Birleşen dava; hukuki niteliği itibariyle,——- miktarlı çekten dolayı borçlu olmadığının tespitine ilişkindir.
Dosya kapsamında —- tarafından düzenlenen —– tarihli bilirkişi raporunun yapılan incelemesinde özetle; “Davacı şirket ticari defter kayıtlarına göre, davacı şirketin dava tarihi itibariyle davalı şirketten ——-alacaklı olduğu ” şeklinde sonuç ve kanaate varıldığının bildirildiği görülmüştür.
Dosya kapsamında ——tarafından düzenlenen ——- tarihli bilirkişi ek raporunun yapılan incelemesinde özetle; “Davacı şirketin ticari defterlerinde rastlanılmayan, ancak davalı şirketin ticari defterlerinde kayıtlı bulunan ve —- ödemesinin yapıldığı anlaşılan —- ödemenin, davacı şirketin kök raporumuzda tespit edilen —- alacağından mahsup edilmesiyle, davacı şirketin dava tarihi itibariyle davalı şirketten ——-sonuç ve kanaatine varıldığının bildirildiği görülmüştür.
——Karar sayılı ilamında; Davanın ıslah doğrultusunda kısmen kabulüyle toplam —- bölümü için dava tarihinden itibaren, bakiye —— bölümü için ıslah tarihi olan —— tarihinden itibaren işletilecek ve 3095 sayılı yasanın 1,2/1.maddeleri uyarınca hesaplanacak yasal temerrüt faiziyle birlikte davalıdan alınıp davacıya verilmesine, şeklinde hüküm kurulmuştur.
Mahkememiz hükmü davalı vekilince temyiz edilmiştir.
—— sayılı ilamında; Mahkemece hükme esas alınan bilirkişi raporu, yeterli inceleme ve araştırmayı içermediği gibi —– de elverişli değildir.

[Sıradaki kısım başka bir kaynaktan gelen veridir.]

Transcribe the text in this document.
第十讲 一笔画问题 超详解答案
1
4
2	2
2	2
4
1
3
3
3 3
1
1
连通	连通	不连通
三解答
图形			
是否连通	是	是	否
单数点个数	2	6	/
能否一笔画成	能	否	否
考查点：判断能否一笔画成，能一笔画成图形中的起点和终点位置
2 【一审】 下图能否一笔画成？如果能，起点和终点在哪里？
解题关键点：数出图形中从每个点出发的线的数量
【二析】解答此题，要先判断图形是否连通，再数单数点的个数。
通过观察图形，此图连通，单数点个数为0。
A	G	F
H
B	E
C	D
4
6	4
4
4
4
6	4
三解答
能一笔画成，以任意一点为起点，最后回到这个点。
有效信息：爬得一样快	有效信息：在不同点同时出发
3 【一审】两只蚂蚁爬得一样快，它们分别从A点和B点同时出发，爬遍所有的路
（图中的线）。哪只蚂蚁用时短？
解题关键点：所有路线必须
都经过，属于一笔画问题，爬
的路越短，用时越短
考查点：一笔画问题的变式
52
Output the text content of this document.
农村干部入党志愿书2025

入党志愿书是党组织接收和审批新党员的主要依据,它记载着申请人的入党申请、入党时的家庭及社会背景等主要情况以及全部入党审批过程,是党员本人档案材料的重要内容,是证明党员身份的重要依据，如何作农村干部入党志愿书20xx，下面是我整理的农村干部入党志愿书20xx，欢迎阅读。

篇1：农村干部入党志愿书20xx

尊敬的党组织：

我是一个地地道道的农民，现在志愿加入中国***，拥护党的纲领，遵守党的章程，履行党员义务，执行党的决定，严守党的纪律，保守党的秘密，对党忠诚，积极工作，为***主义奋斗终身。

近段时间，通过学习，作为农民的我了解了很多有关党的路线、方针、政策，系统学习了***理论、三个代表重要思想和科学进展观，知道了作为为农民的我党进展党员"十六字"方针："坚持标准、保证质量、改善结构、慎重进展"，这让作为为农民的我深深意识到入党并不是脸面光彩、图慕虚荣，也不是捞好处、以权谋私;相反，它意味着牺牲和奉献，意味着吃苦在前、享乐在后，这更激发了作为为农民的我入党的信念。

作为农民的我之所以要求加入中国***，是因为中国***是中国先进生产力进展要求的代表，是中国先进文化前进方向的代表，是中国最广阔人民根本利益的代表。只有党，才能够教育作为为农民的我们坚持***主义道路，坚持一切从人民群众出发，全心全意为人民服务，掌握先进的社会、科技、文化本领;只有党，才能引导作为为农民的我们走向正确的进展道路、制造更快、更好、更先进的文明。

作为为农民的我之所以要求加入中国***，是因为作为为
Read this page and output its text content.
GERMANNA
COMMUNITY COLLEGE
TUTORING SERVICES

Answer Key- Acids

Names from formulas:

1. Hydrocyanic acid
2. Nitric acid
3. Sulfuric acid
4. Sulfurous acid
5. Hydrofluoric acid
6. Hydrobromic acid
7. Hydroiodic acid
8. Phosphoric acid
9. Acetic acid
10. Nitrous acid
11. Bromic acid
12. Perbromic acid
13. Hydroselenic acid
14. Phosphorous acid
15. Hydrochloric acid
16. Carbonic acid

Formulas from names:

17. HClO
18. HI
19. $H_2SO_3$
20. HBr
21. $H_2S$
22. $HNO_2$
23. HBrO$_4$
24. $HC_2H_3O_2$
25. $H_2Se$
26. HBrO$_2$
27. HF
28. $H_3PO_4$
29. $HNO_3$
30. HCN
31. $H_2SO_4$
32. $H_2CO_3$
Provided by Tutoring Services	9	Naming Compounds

Bu durumda mahkemece, konusunda uzman bilirkişi veya bilirkişi heyetinden davalı itirazlarını da karşılayacak şekilde ayrıntılı, gerekçeli ve ——– denetimine elverişli bilirkişi raporu alınarak, tüm deliller birlikte değerlendirilip varılacak uygun sonuç dairesinde bir karar verilmesi gerekirken, eksik incelemeyle yazılı şekilde hüküm kurulması doğru görülmemiş olup, Mahkememiz hükmü bozulmuştur.
Dosya kapsamında —– tarafından düzenlenen ——– tarihli bilirkişi raporunun yapılan incelemesinde özetle;“Davacı ticari defter kayıtlarına göre, davacının dava tarihi olan —- tarihi itibariyle davalıdan —- alacaklı durumda bulunduğu,davalı ticari defter kayıtlarına göre, davalının dava tarihi olan —- tarihi itibariyle davacıdan —- alacaklı durumda bulunduğu” şeklinde tespit ve görüşte bulunulduğu görülmüştür.
Dosya kapsamında —- tarafından düzenlenen —– tarihli bilirkişi ek raporunun yapılan incelemesinde özetle; “Davacı ticari defter kayıtlarında yapılan düzeltmelere göre, davacının dava tarihi olan ——- tarihi itibariyle davalıdan dört adet faturaya dayalı —— alacaklı durumda bulunduğu, davalı ticari defter kayıtlarında yapılan düzeltmelere göre, davalının dava tarihi olan —– tarihi itibariyle davacıya dört faturaya dayalı ——– borçlu duruma geldiği, taraflar arasında karşılıklı hatır çekleri alınıp verildiği, hatır çeklerinin her iki tarafında ticari defterlerinde kayıtlı bulunmadığı, hatır çeklerinin alınıp verildiğini gösteren belgelerin dosyaya sunulu bulunmadığına” şeklinde tespit ve görüşte bulunulduğu görülmüştür.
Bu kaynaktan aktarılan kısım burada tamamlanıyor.